Fraudes consomem 15% do total da energia distribuída e há “grandes clientes” no esquema
Segundo dados da EDM, as fraudes consomem 15% do total de energia distribuída, comprometendo seriamente a qualidade do serviço e o desenvolvimento do país. Engane-se quem pensa que as fraudes somente acontecem em ligações intradomiciliárias. Entre os ditos grandes clientes, há os que se dedicam ao roubo de energia.
Em 2020, a EDM denunciou dois supermercados, uma escola privada em Maputo e um restaurante em Tete que foram apanhados na teia de consumo fraudulento de energia eléctrica, lesando o Estado em milhões.

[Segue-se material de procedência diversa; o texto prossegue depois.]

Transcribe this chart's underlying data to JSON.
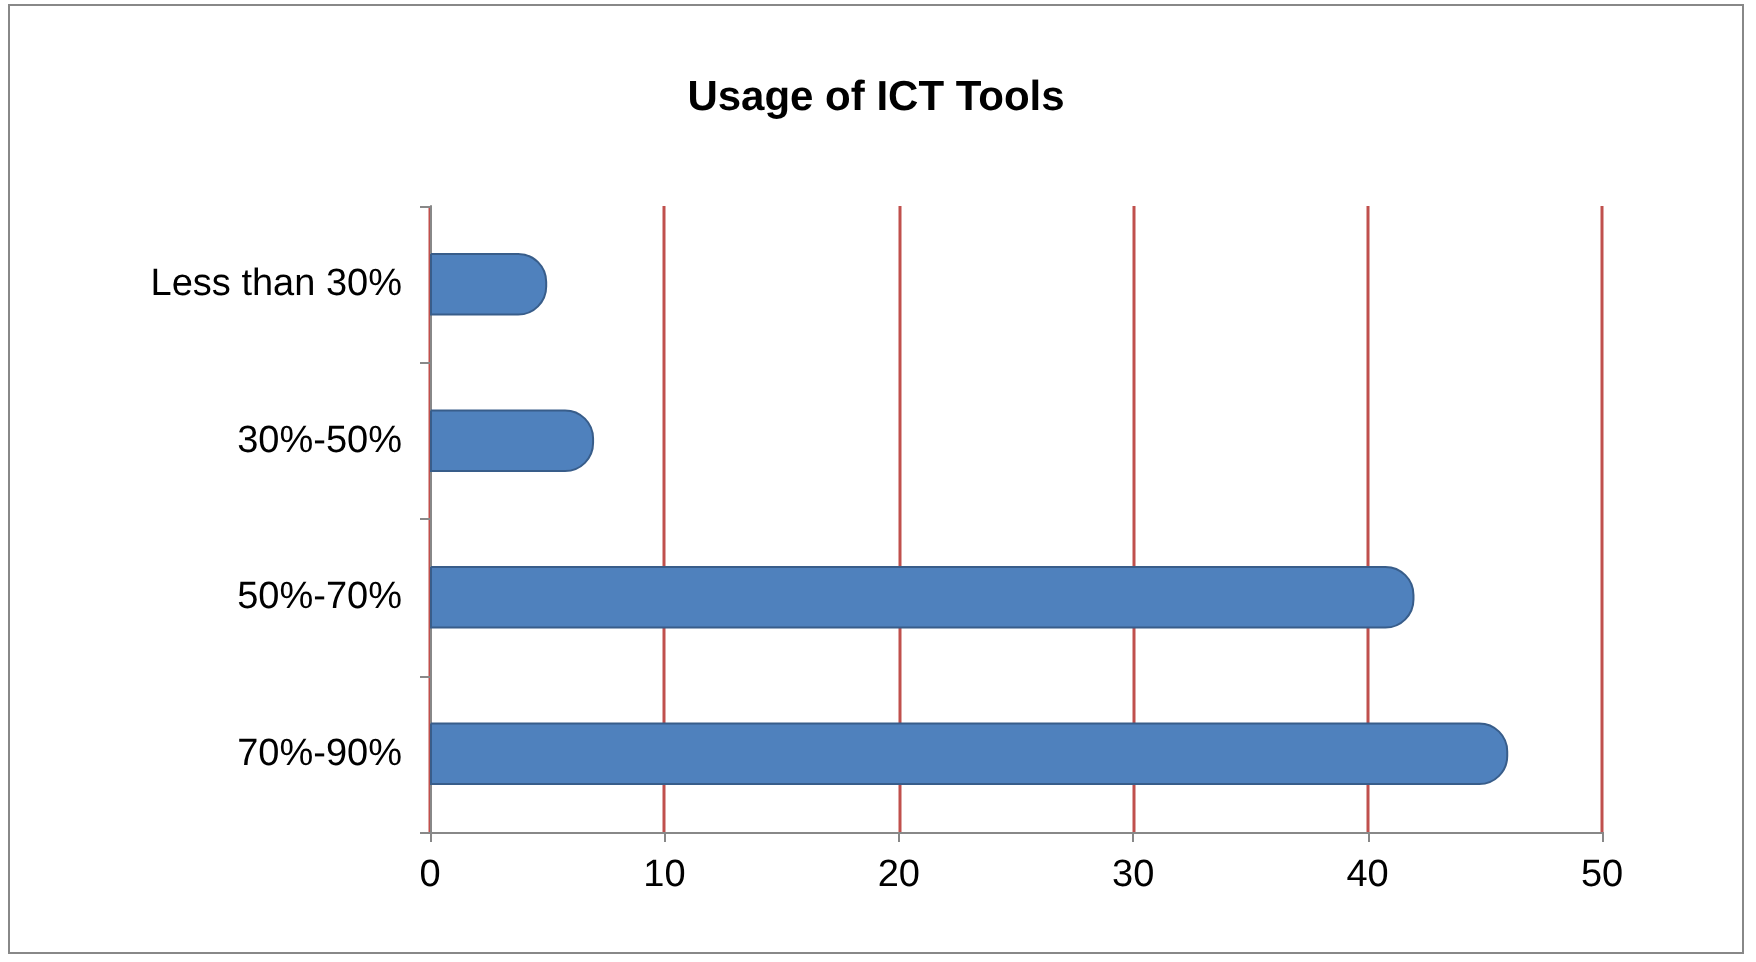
{
  "chart_data": {
    "type": "bar",
    "title": "Usage of ICT Tools",
    "orientation": "horizontal",
    "categories": [
      "Less than 30%",
      "30%-50%",
      "50%-70%",
      "70%-90%"
    ],
    "values": [
      5,
      7,
      42,
      46
    ],
    "color": "#4f81bd",
    "xlim": [
      0,
      50
    ],
    "xticks": [
      0,
      10,
      20,
      30,
      40,
      50
    ],
    "grid": "x"
  }
}
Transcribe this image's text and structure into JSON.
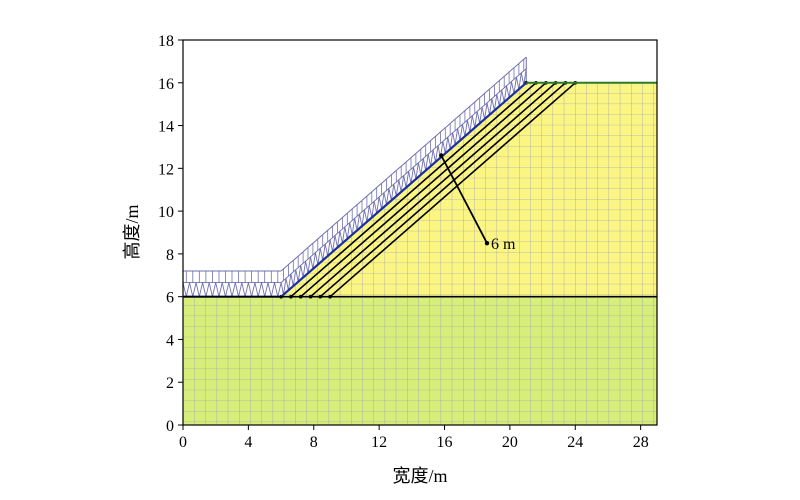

Com o claro objectivo de acabar com essas práticas, a EDM tem feito de forma recorrente campanhas de sensibilização um pouco por todo o país, envolvendo personalidades influentes como embaixadores da iniciativa. É o caso do músico Mr Bow que, há alguns anos, decidiu abraçar a iniciativa e ajuda a empresa a difundir mensagens que visam minimizer o dilemma do roubo de energia na sociedade.
O Evidências, acompanhou, há alguns meses, uma destas jornadas de sensibilização, no bairro de Boquisso, arredores da cidade da Matola. Segundo referiu na ocasião, Samuel Guambe, director da Área de Serviço ao Cliente de Infulene, a campanha apadrinhada por Mr Bow e outras personalidades influents visa consciencializar os clientes a não abraçarem esquemas ilícitos para consumirem energia.
“Esse trabalho representa muito para nós porque estamos a trazer a consciência aos nossos clientes sobre o roubo de energia e vandalização”, disse Guambe, para depois referir que a EDM tem feito campanhas de sensibilização também no seio dos seus trabalhadores para desencorajar ligações clandestinas.
“Temos feito um trabalho de triagem ao nível da EDM para desencorajar os nossos colegas e a população em geral para que não entre em esquemas de redes clandestinas. Escolhemos Boquisso porque é uma zona que demanda muita energia em termos de solicitações, achamos que era oportuno vir cá mostrar a nossa cara para motivar os clientes que estamos com eles nessa missão de fornecer energia. Fazemos essas campanhas de forma recorrente, mas por se tratar dos 46 anos achamos que ia trazer um impacto para enaltecer o dia. Vimos o impacto de trazer uma figura pública para falar com os nossos clientes sobre roubo de energia e vandalização”, referiu, incentivando a colaboração entre a sociedade e a empresa.
A tecnologia como aliada no desmantelamento da fraude
Enquanto clientes e técnicos eletricistas buscam novas estratégias para esquemas de fraude e roubo de energia, a Electricidade de Moçambique também busca ferramentas para poder combater o mal. Uma das estratégias foi a introdução de contadores inteligentes que permitem controlar o consumo de energia dos clientes à distância e dispararam alarme na central quando há tentativa de violação do contador ou consumo ilegal de energia.
Foi esta tecnologia que em 2020, permitiu a EDM detectar mais de uma centena de casos de roubo de energia, incluindo nos ditos grandes consumidores, como é o caso do mediático cado do Centro Comercial Super Marés, que quando foram descobertos, dias depois voltaram a colocar tudo em ordem como quem não tentou roubar energia nem mexeu no contador, sem saber que a tecnologia permite ter um controlo efectivo do que acontece nos consumos.
Outro cliente apanhado na teia de energia naquele ano foi a Princess Cinderella, uma escola privada da cidade de Maputo, em que o alarme soou 27 vezes, tendo uma equipa da EDM se deslocado ao local e detectado a fraude. Enquanto isso, o restaurante INK, à data dos factos era um consumidor ilegal.